Non ci sarà dunque un giudizio della Storia sull’incapacità dell’Europa di salvare vite umane?
“Probabilmente si parlerà dell’Europa che si spacca perché non è capace di far fronte all’emergenza. Aumentano gli sbarchi e aumentano quelli che vorrebbero uscire dall’Europa. In Austria un partitino xenofobo è stato sconfitto per pochi voti. Forse sui libri di storia si parlerà di questo. Fenomeni analoghi di rifiuto del rifugiato sono in tutto il mondo. Si guarda chi arriva non come ospite ma come presenza indesiderata che sconvolge la situazione. Sono discorsi che, da un punto di vista antropologico, corrispondono purtroppo alla mentalità umana”.
Non siamo più capaci di empatia e compassione?
“Di fronte a tante tragedie nel mondo è scattato un meccanismo di autoprotezione psichica perché si ritengono cose lontane. L’interesse del singolo essere umano è molto limitato e concentrato sul presente, non tiene conto della storia e del futuro. Noi non vediamo mai nessun fatto in maniera oggettiva, ma sempre attraverso filtri culturali, economici, sociali. Più andrà male l’economia, più gli italiani diranno che già stanno male, quindi non possono accogliere perché devono essere aiutati. Quando l’economia andava meglio c’erano stati più aiuti e donazioni nei confronti dei profughi dell’ex Jugoslavia o dei Paesi africani”.
Come fare per trasmettere un po’ di fatti oggettivi – e umanità – alle persone?

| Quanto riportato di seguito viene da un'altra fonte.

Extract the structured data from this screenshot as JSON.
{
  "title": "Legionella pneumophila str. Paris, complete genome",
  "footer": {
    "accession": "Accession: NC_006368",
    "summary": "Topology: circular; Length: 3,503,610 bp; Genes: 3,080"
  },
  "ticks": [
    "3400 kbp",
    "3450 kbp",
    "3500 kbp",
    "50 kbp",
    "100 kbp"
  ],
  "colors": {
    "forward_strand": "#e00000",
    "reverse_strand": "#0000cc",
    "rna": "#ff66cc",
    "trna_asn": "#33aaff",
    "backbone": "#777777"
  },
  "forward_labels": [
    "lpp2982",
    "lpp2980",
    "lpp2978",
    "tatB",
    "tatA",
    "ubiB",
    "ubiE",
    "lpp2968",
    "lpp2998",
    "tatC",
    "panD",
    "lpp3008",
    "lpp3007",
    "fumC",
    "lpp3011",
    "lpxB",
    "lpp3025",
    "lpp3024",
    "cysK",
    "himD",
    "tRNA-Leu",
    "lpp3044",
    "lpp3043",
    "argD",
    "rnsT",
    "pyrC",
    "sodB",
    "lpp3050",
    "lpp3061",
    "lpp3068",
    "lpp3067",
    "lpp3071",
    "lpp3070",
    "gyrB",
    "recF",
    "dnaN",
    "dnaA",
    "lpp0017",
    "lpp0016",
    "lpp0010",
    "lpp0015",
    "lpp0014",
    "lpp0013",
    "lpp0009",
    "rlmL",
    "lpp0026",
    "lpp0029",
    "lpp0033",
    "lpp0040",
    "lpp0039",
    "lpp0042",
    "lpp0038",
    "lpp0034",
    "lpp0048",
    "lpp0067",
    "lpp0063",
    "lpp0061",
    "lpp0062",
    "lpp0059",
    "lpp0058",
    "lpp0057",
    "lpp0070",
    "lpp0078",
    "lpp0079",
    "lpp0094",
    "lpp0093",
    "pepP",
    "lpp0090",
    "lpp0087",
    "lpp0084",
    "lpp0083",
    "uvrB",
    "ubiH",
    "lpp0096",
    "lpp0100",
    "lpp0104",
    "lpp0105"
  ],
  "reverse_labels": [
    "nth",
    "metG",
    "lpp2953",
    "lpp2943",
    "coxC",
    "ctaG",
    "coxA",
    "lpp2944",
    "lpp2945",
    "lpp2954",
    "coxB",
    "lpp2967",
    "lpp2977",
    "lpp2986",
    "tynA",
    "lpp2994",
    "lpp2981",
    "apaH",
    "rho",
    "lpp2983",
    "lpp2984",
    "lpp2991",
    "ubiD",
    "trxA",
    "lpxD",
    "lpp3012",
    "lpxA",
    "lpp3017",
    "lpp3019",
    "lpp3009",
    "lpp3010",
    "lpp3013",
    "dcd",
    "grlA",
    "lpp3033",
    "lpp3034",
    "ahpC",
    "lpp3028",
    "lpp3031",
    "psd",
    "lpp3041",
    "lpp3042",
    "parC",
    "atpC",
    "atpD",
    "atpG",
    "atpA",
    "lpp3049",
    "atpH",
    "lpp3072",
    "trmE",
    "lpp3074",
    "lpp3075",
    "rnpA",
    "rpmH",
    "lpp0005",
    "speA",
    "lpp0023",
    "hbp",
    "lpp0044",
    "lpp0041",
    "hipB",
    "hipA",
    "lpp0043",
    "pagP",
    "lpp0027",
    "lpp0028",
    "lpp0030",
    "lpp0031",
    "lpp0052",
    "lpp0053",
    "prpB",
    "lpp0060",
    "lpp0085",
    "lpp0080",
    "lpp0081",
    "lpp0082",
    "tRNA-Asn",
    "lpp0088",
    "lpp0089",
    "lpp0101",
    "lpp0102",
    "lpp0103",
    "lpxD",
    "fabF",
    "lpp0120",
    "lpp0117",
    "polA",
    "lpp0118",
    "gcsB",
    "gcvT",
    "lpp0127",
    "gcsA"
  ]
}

“Non è semplice spiegare i fatti come sono, perché coloro che non hanno l’emergenza sotto gli occhi non la considerano. Al contrario, gli abitanti di Ventimiglia, che hanno 300 accampati sulla spiaggia, non pensano che sono numeri piccoli. Anche perché è un’epoca di feroci localismi. Tutto il resto non esiste. Coloro che parlano e insegnano possono solo provare a far capire cosa sta succedendo. Cerco di ricordare ai miei studenti che questi fatti succedono oggi ma sono accaduti anche ieri, l’altroieri. La migrazione è un fatto normale che nasce dalla preistoria, non è una questione di ricchezza o povertà. Siamo un ‘mammifero ambulante’, poi ovviamente le guerre, la povertà e le catastrofi naturali incentivano gli spostamenti. L’attività di testimonianza è l’unico modo di tenere viva la possibilità che qualcuno capisca. La speranza è che la coscienza si amplii e che in politica ci sia un numero sufficiente di persone sensibile a questi temi”.
Ci sarà mai un giorno in cui il fenomeno potrà essere regolamentato in maniera legale?
“Penso di no. Resteranno sempre Governi che proporranno manovre di breve durata, e migranti che continueranno a spostarsi”.